Thanks to Karl Auerbach for the following (posted with permission);

> -----Original Message-----
> From: Karl Auerbach [mailto:karl@cavebear.com]
> Sent: Tuesday, April 03, 2001 1:26 PM
> 
> The person who posted gave only part of the story and as such 
> comes to an
> incomplete conclusion.
> 
> Sure the California statutes do allow non-membership corporations.
> 
> But membership may arise from either a positive explicit 
> declaration in
> the Corporation's organic documents (Articles of Incorporation or the
> By-Laws) *OR* by the indirect consequences of procedures written into
> those same documents.
> 
> And one of those procedures through which a corporation comes to have
> members is by having elections for directors pursuant to 
> provision in the
> Articles or Bylaws. (Section 5056 of the California 
> Corporations Code.)
> 
>   5056. (a) "Member" means any person who, pursuant to a specific
>   provision of a corporation's articles or bylaws, has the 
>   right to vote for the election of a director or directors... 
>   "Member" also means any person who is designated in the articles 
>   or bylaws as a member and, pursuant to a specific provision of 
>   a corporation's articles or bylaws, has the right to vote on 
>   changes to the articles or bylaws.
> 
> And under that section those who get the power to vote thereby become
> members.
> 
> (One can argue about the effectiveness of ICANN's use of an 
> resolution to try to avoid the "pursuant to a specific provision" 
> part of the statute.)
> 
> A corporation can't override the statute and say that that 
> that implict declaration of membership (i.e. the election of directors)  
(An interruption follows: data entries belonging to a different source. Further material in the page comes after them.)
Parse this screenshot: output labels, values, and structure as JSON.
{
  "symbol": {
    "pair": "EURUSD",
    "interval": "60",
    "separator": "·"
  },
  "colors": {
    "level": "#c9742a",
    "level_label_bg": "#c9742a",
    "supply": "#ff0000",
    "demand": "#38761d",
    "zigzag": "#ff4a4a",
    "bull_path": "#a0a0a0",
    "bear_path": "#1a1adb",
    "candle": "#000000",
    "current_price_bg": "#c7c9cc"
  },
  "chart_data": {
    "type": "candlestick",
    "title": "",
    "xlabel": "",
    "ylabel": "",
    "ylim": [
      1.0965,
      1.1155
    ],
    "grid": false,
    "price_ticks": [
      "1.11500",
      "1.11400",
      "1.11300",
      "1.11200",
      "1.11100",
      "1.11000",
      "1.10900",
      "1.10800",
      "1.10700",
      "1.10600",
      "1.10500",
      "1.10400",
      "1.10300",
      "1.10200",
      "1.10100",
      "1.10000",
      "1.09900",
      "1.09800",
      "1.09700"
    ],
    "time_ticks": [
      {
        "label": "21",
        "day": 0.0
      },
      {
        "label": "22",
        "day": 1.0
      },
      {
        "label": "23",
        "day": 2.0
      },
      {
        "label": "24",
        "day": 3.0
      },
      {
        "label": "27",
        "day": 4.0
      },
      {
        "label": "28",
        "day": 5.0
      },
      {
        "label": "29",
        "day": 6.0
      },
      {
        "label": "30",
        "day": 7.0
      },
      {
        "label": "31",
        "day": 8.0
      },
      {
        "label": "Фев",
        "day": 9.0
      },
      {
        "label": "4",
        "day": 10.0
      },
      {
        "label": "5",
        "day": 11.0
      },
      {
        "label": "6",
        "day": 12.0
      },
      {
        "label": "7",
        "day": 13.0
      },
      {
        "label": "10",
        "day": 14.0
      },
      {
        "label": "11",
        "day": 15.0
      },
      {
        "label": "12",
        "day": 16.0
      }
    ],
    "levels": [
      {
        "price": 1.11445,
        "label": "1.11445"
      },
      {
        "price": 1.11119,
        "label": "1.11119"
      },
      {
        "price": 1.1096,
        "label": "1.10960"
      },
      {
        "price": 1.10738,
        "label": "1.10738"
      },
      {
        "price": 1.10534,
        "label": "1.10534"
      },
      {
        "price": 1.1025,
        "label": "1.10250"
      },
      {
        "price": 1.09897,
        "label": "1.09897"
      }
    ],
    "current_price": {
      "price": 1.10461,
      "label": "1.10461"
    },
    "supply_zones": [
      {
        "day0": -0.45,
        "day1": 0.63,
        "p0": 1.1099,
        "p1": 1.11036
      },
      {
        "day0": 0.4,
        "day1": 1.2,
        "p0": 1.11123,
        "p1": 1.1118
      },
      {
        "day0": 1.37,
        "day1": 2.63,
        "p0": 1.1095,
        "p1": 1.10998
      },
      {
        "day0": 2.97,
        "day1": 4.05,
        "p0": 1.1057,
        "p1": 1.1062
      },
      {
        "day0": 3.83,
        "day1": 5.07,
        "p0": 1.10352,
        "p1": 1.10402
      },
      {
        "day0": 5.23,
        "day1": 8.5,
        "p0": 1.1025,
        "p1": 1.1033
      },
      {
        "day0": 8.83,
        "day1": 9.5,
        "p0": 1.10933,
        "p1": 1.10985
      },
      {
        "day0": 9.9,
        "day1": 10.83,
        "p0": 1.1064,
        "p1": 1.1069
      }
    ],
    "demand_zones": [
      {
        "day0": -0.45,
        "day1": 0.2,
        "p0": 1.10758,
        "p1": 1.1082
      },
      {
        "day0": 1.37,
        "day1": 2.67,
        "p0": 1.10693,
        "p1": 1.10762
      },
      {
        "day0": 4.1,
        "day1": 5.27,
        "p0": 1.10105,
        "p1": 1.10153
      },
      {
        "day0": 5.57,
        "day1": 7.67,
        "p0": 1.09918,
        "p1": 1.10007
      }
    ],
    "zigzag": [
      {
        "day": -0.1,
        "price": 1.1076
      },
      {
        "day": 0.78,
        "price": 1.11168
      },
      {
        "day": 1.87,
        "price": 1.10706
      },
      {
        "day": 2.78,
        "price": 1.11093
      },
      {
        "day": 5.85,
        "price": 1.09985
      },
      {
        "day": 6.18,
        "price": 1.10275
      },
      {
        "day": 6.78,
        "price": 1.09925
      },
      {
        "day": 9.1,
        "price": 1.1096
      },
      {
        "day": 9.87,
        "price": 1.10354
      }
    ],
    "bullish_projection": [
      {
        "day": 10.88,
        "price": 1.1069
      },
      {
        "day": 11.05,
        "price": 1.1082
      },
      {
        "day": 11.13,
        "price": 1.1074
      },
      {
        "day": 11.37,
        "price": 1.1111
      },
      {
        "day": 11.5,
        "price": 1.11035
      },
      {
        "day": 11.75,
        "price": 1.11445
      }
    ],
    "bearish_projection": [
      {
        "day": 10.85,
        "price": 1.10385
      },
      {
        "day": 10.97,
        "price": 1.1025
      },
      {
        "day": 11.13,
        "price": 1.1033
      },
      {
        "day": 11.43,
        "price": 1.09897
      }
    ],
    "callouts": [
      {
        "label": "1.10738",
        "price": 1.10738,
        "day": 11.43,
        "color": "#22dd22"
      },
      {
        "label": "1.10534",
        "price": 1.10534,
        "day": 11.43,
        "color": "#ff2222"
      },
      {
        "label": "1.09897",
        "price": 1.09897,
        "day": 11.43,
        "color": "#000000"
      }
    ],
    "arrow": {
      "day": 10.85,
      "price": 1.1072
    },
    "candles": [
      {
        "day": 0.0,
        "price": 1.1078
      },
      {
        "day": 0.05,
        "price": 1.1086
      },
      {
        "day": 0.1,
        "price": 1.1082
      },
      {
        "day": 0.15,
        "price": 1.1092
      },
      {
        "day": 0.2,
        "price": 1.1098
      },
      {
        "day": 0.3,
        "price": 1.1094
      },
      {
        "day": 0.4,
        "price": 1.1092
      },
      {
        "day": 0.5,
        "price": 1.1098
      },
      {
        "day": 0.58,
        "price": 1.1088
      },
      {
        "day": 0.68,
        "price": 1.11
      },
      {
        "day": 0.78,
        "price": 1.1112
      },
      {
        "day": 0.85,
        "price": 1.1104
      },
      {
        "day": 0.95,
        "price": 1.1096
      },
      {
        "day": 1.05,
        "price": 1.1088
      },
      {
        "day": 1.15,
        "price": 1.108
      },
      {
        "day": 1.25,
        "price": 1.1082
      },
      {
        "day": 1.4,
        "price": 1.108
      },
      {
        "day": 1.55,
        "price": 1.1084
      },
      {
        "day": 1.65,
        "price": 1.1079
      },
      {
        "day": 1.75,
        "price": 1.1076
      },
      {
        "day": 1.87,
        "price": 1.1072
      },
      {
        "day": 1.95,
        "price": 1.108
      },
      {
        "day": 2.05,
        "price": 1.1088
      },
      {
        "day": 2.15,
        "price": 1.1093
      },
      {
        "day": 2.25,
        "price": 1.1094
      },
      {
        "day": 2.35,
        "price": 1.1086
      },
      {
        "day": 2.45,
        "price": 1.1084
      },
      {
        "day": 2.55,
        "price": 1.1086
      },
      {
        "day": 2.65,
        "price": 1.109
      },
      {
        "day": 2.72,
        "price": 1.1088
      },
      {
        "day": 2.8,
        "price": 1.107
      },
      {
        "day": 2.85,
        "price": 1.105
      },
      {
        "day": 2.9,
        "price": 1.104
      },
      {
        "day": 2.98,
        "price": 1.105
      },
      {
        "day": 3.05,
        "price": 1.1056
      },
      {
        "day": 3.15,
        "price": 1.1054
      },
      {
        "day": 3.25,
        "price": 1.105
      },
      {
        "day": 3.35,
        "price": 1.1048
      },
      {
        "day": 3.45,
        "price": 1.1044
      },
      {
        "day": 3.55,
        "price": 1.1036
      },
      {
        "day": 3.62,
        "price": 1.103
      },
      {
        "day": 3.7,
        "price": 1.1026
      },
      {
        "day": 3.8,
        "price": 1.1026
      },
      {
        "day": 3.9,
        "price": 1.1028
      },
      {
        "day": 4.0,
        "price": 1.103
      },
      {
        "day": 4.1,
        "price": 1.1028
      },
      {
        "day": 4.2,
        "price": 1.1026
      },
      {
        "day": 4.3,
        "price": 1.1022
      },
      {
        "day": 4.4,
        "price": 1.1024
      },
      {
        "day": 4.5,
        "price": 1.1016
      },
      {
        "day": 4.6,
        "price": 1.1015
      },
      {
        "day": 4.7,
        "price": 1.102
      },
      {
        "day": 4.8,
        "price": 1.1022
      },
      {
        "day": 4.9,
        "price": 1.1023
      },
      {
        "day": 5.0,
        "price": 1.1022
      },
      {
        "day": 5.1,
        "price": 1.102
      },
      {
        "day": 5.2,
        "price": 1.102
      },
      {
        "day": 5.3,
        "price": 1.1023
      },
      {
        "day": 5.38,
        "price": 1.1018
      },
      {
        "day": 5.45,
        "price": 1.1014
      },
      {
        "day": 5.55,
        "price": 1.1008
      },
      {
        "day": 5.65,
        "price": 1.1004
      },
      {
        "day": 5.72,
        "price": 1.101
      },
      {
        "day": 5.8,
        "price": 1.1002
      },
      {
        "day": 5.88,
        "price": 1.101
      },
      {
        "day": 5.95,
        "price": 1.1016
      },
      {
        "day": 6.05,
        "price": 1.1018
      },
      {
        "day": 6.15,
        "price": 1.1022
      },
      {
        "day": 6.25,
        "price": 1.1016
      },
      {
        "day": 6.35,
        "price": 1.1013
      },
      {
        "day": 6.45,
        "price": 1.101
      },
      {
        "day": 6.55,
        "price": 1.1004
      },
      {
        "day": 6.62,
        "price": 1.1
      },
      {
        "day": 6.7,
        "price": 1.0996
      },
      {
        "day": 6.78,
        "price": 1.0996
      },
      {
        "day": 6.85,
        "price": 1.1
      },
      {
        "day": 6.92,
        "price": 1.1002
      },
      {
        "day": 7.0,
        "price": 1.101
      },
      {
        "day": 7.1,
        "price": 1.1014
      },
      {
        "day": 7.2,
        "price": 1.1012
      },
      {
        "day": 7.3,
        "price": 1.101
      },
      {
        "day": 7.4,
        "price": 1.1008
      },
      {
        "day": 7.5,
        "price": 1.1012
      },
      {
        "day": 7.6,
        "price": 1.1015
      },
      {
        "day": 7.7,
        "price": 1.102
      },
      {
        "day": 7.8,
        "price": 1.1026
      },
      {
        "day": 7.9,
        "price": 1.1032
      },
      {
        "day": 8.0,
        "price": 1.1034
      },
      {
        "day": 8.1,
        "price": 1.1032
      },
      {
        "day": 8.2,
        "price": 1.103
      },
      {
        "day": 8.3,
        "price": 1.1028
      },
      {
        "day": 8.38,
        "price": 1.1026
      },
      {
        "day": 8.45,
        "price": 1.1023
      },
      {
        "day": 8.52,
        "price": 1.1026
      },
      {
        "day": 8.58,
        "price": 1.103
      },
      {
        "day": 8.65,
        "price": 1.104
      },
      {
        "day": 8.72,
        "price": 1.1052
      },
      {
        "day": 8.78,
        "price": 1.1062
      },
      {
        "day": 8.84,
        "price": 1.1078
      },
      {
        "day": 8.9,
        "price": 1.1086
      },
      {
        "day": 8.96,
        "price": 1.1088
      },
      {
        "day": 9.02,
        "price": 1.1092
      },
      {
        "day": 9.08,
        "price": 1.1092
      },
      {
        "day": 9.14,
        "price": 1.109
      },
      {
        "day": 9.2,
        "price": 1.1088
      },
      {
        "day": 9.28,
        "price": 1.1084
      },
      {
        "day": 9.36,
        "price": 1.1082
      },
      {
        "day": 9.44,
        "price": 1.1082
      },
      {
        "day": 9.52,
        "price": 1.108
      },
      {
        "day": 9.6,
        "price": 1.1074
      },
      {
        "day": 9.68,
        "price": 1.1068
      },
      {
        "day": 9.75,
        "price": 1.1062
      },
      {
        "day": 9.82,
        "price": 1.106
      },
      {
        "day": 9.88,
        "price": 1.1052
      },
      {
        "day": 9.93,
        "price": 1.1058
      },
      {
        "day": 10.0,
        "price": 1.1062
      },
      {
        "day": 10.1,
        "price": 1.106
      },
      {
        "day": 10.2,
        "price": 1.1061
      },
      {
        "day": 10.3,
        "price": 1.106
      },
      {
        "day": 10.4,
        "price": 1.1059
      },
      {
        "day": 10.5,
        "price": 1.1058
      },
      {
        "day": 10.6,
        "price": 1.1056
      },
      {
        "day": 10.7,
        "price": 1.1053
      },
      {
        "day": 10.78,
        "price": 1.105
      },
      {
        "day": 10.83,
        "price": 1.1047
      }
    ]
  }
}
> doesn't cause membership to arise.
> 
> See: http://www.cavebear.com/icann-board/platform.htm#full-members
> 
> The provision that Crispin quoted is merely a catchall that 
> serves to say that if nothing in the Articles or Bylaws either
> explicitly or implicitly causes a membership to arise, then
> the corporation is still legal.
> 
> There is no iconsistency between section 5310 and 5056. The 
> presence of a section 5056 election means that a corporation
> has not effectively provided "in its articles that it shall
> have no members."
> 
> A draftsman can create a set of corporate documents, such as 
> ICANN's, in which there is both a declaration of no-membership
> and provisions that do create membership.  But that is just
> slopply lawyering.
> 
> Notice that the first sentence of section 5310(a) merely allows a
> corporations to *state* in its articles or bylaws that it 
> shall have no members.  But such a provision is, in and of itself,
> nothing more than a bald statement.  The second sentence of 5310(a)
> is the real meat - according to that sentence it is only the
> *absence* of any membership-causing provision, such as 5056, anywhere
> in the articles or bylaws that causes there to be no membership.